During the global spread of pandemic influenza A (H1N1) last year, HealthMap was able to pick up one of the earliest reports of the disease, well before the outbreak was confirmed by government agencies. Researchers kept the system running throughout the 2009 flu season and found that, on average from country to country, there was a 12-day lag period between informal reports of suspected H1N1 cases and formal confirmations of the virus. After the last wave of H1N1 outbreaks ended, researchers analyzed their data and found that lag periods coincided with a country's gross domestic product (GDP) - the wealthier the country, the faster the response.
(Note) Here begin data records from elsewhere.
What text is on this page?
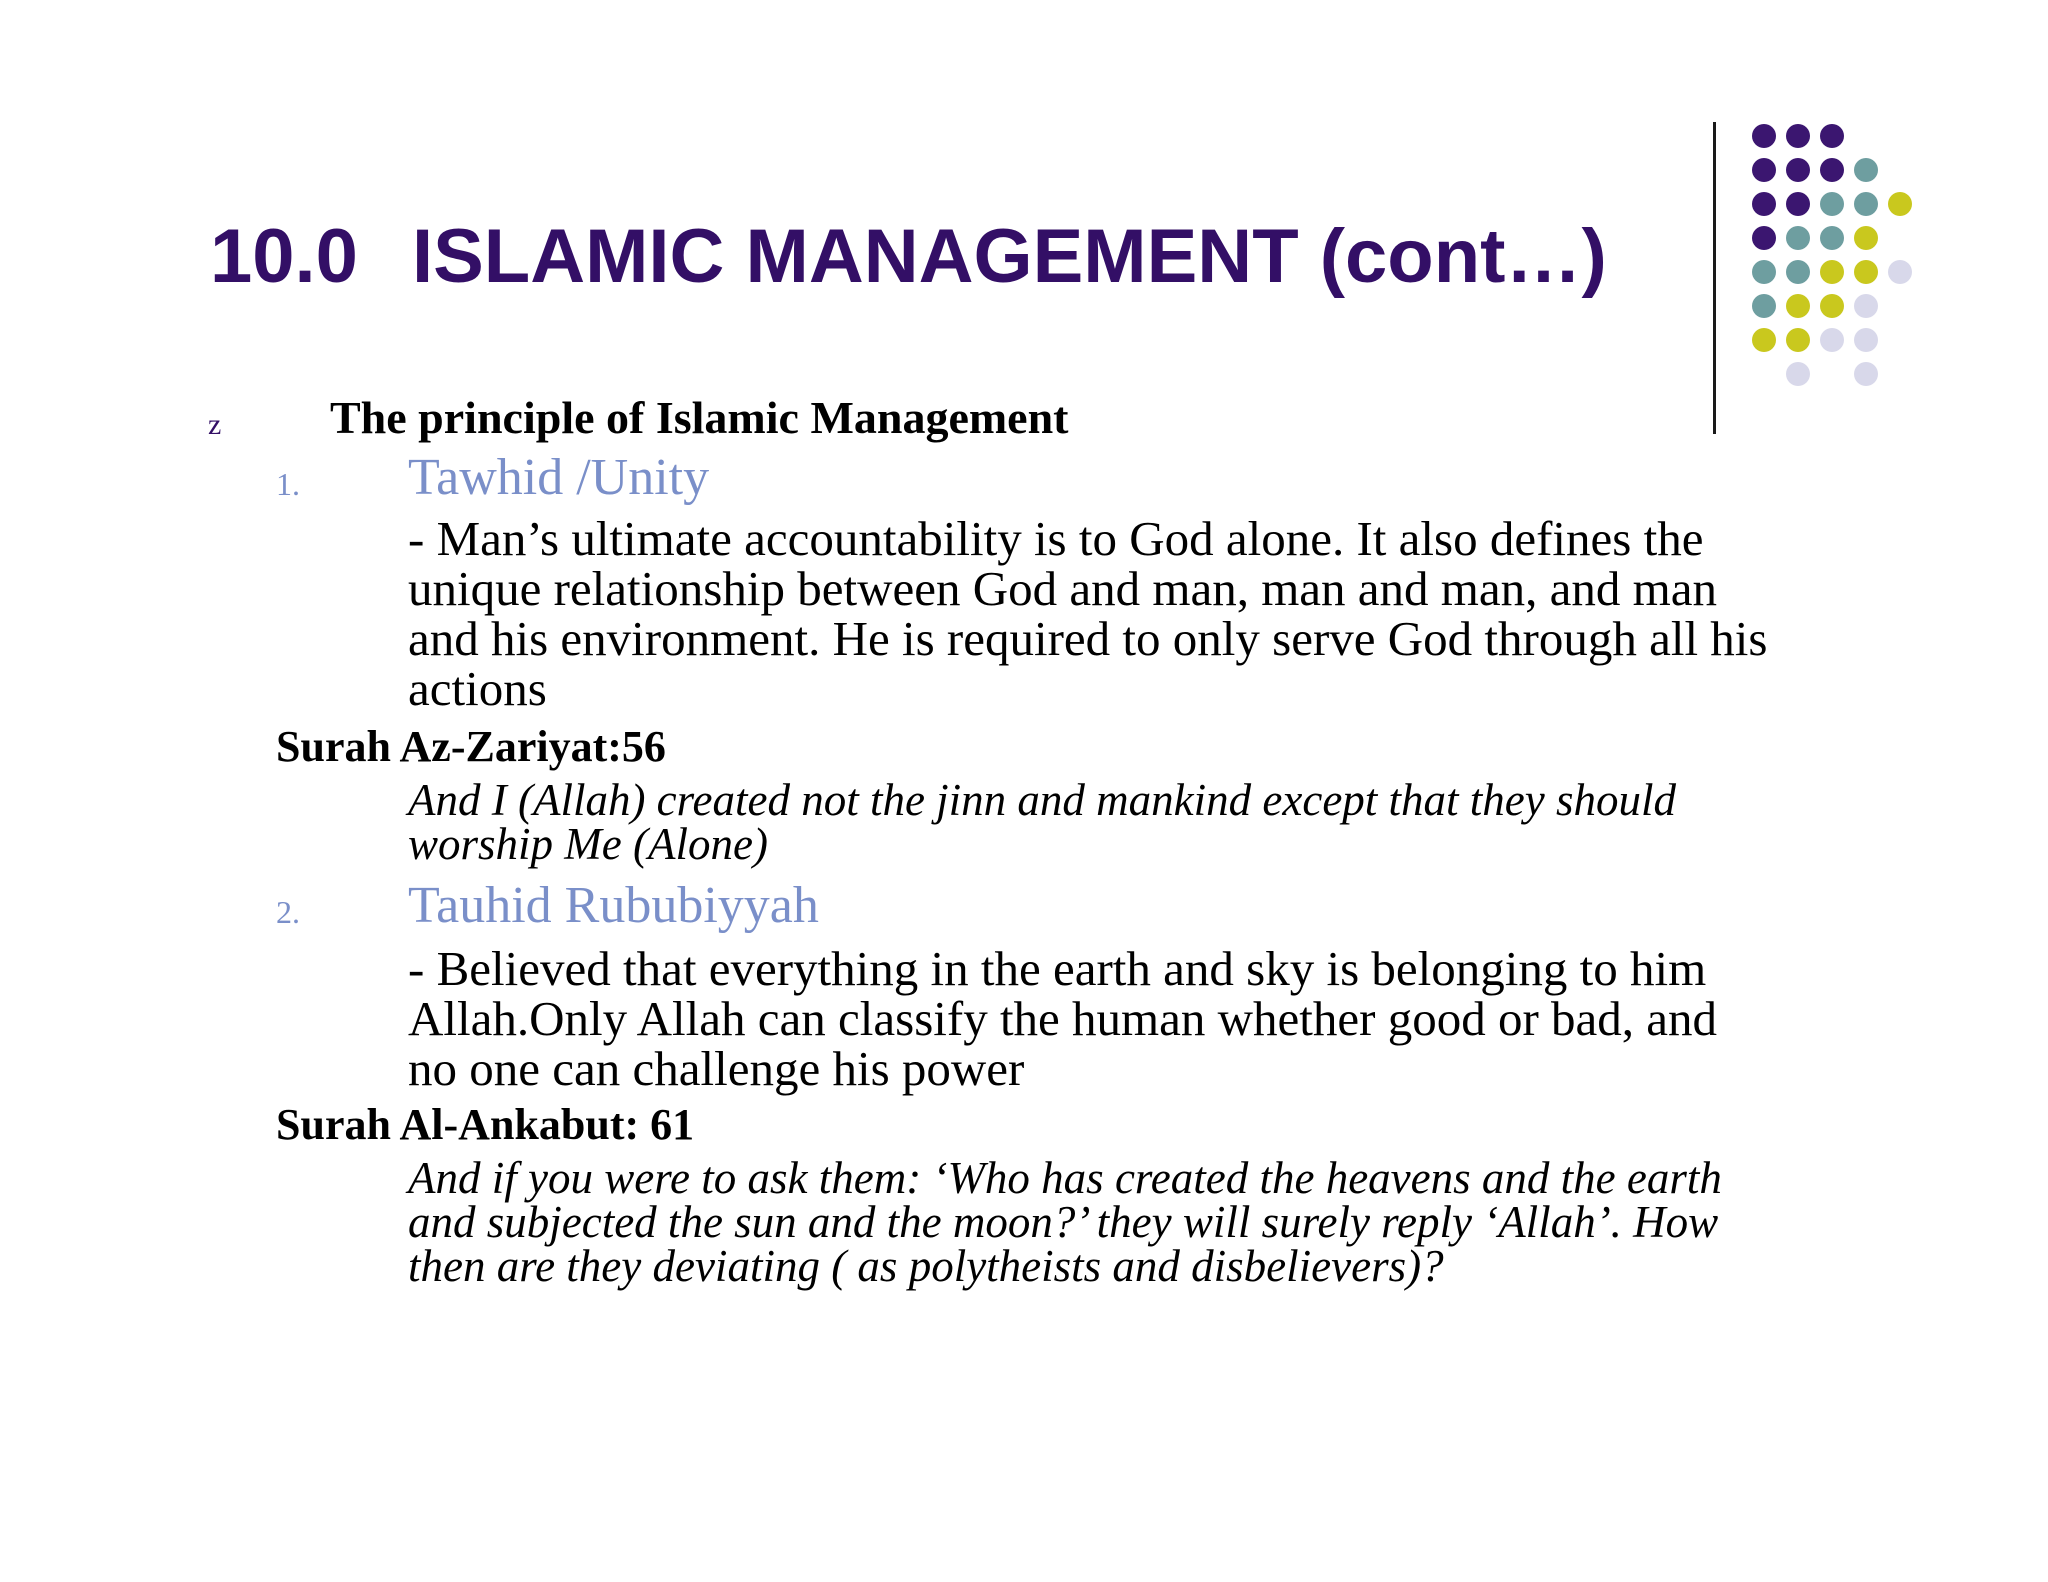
10.0 ISLAMIC MANAGEMENT (cont…)
z The principle of Islamic Management
1. Tawhid /Unity
- Man’s ultimate accountability is to God alone. It also defines the
unique relationship between God and man, man and man, and man
and his environment. He is required to only serve God through all his
actions
Surah Az-Zariyat:56
And I (Allah) created not the jinn and mankind except that they should
worship Me (Alone)
2. Tauhid Rububiyyah
- Believed that everything in the earth and sky is belonging to him
Allah.Only Allah can classify the human whether good or bad, and
no one can challenge his power
Surah Al-Ankabut: 61
And if you were to ask them: ‘Who has created the heavens and the earth
and subjected the sun and the moon?’ they will surely reply ‘Allah’. How
then are they deviating ( as polytheists and disbelievers)?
The results of their analysis are published in the current issue of The New England Journal of Medicine.
John Brownstein, assistant professor at Children's Hospital Boston and co-founder of HealthMap, says last year's H1N1 pandemic was an unprecedented opportunity to test the Internet as a dynamic resource for tracking a particularly fast-spreading disease. At the height of the pandemic, the Internet was flooded with minute-by-minute reports from informal sources like news outlets, blogs, and other websites, well before official agencies could confirm suspected cases. "H1N1 in general was maybe a wake-up call in terms of our capability of dealing with [an] influx of data in an emerging pandemic," says Brownstein.